Saskatoon StarPhoenix

Sask. praised for low-income tax breaks

- WILL CHABUN wchabun@leaderpost.com

REGINA — A new reading of METRs gives good marks to Saskatchew­an.

In a report released Wednesday, the C.D. Howe Institute says Saskatchew­an’s METRs or marginal effective tax rate — the rate at which it taxes income that’s earned by people in the low- and middle-income ranges — is among the lowest in the country.

Comparativ­ely speaking, that is.

Though this rate approaches 60 per cent in Saskatchew­an and Alberta, the good news is this: at least it’s lower than in other provinces.
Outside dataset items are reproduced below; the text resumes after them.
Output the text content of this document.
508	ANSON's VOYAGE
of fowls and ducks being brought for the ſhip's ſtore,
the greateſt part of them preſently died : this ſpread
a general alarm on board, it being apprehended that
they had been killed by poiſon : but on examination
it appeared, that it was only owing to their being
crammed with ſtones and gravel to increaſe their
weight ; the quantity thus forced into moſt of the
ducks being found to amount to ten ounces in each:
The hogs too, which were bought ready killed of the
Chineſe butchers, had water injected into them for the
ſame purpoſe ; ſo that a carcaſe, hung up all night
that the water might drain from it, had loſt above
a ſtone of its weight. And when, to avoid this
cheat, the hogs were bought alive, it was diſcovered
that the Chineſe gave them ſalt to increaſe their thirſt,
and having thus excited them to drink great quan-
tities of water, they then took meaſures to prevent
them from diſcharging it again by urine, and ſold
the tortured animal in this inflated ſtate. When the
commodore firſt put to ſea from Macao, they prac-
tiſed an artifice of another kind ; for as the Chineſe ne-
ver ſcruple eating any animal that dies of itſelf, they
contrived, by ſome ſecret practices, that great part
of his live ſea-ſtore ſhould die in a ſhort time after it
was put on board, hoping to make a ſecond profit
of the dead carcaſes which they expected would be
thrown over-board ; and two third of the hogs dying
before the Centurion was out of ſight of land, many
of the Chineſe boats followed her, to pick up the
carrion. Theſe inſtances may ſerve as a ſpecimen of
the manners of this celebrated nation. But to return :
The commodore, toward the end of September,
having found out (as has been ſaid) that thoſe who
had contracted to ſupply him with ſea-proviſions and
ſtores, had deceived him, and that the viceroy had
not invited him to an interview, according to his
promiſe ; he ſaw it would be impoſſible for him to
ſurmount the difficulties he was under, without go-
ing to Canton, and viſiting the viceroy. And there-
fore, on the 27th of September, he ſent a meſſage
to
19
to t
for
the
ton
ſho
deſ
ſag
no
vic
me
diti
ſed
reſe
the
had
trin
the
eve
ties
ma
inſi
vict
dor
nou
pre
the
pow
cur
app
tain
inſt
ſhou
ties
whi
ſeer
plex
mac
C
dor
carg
“The western provinces, for working families, they do a better job, Saskatchew­an included, at limiting the incidence of very high METRs for families,” said Alexandre Laurin, who co-authored the report with Finn Poschmann.

Arcane, yes — but this has important implicatio­ns for how government­s help the middle class, and for families in which one member is considerin­g re-entry to the workforce or working at a second job, says the institute.

The report says that making extra income “can be a double-edged sword” because as family income rises, that same family can lose amounts for child tax benefits, refunds on the goods and services tax and various other cash transfers and credits.

The report says the highest MET rate is in Quebec, where it approaches 90 per cent of earned income at some levels, and it’s little better in New Brunswick and Ontario.

“Many taxpayers at the low end of the income scale receive more government benefits than they pay in income tax — their average tax rate is negative,” says the report, which adds, “However, their marginal tax rate, the rate paid on an incrementa­l dollar they earn, may be very high.”

Because so much money goes to government, the report says there’s an alternativ­e for government­s that want to help the middle class, like “universal in-kind programs such as community facilities and services aimed at neighbourh­oods.”

“You do have a tax system where the marginal tax rate is pretty flat, especially in Saskatchew­an,” Laurin said in a phone interview Wednesday.

“It’s pretty stable other than a little spike in the $45,000 to $50,000 range.”